The band’s Terminal debut belies the short time in which they’ve been together, bridging the gap between the suicidal ache of Lifelover and the desperate, anguished feel of black metal’s dark underbelly. With its members tied up in other projects like Deadspace and Inquinamentum, the fact Terminal has already gained traction has appeared to come as a bit of a surprise. “We saw this more as an opportunity to create something more sinister regardless of reception. That being said, we are greatly appreciative of reception and coverage we have received locally and abroad. Playing depressive black metal will never win you any popularity contests, but we don’t have any intention for playing for those reasons. We would rather play music that people absolutely love or absolutely despise.”

We’re not treading new ground here by discussing the polarizing nature of black metal, particularly the bands who fall on the depressive and/or blackgaze side. Cancer could very well find themselves in such company, although the band’s melodic tendencies may ultimately give them leeway to explore different, more experimental avenues.

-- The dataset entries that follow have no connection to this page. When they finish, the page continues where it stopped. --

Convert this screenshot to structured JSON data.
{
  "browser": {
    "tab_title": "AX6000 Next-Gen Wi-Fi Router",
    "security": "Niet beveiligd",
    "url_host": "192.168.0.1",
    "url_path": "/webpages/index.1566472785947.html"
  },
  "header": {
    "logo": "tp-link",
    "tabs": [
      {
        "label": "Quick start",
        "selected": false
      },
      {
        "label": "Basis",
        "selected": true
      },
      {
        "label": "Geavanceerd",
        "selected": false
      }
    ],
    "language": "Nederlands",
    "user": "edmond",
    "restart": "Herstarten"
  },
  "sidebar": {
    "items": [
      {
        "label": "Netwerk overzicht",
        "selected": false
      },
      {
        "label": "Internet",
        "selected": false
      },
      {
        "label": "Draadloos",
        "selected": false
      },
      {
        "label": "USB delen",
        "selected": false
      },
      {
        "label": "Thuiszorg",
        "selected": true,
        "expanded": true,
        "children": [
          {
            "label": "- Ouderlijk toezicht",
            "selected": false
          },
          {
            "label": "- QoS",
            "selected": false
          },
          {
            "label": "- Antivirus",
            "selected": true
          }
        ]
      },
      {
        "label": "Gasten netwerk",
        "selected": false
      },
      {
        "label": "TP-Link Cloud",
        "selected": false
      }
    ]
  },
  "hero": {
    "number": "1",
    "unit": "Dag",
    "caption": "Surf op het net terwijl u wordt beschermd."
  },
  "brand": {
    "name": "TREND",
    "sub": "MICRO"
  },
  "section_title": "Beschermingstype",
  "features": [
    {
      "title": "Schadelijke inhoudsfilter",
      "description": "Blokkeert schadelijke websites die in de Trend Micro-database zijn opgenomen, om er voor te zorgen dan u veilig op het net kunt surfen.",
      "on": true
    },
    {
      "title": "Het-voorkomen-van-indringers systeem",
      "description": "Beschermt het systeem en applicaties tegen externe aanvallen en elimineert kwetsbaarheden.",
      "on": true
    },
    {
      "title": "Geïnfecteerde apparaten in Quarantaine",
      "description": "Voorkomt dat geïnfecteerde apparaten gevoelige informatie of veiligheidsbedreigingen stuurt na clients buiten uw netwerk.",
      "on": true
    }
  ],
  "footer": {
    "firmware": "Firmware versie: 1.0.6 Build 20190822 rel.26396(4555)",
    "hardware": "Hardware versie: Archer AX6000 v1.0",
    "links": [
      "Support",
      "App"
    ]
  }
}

“A lot of our common ground as a band tends to revolve around black metal bands that I guess one would deem are more melodic such as Enslaved, Mesarthim, Austere, Moonsorrow and so on,” notes John. “However, we also listen to a lot of DSBM bands which is I guess is prevalent in the vocals. That being said, our lead guitarist is heavily influenced by classic rock bands like Pink Floyd, our rhythm guitarist listens to lots of Scandinavian death metal and our drummer and bassist grew up being Goth kids listening to all sorts of goth rock and goth metal groups I have never heard of. I guess compared to the rest of the band I tend to listen to mainly black metal only, whether that be melodic or atmospheric black metal or black metal that is much more discordant such as French or Canadian black metal. Throane, VI, Blut Aus Nord, Gris, Deathspell Omega are a few that come to mind.

“So yes, we are definitely appreciative of the melodic side of black metal but we don’t deliberately intend to go out and write a melodic record,” he continues. “We just write what we think sounds good and try to not over analyses what subgenre within a subgenre our music can be categorized as. That is one thing that frustrates me in this day and age of metal: people over categorizing bands, or condemning bands because they are not fast enough, evil enough, or don’t worship early Norwegian black metal enough. I see a rather bemusing irony behind people who think this way, given black metal places so much emphasis on individuality and freedom from grounds such as religion. Listen to the band as a solitary art form, and not based on labels. As Duke Ellington once said, ‘If it sounds good, it is good.’”

The forthcoming year promises to be an active one for Cancer. They’ve recently inked a deal with Throats Productions for the proper release of Terminal, which should see the album re-printed in digipack and vinyl format. While the balancing act between Deadspace and Inquinamentum threatens to be a difficult one, the goal is to make a Cancer a regular live act, which should set up a full album properly.

“We have already commenced writing our next release which we intend to release as full length sometime in 2017,” closes John. “It’s still early days but expect the music to be of a similar vein as Terminal but with some more progressive passages here and there.”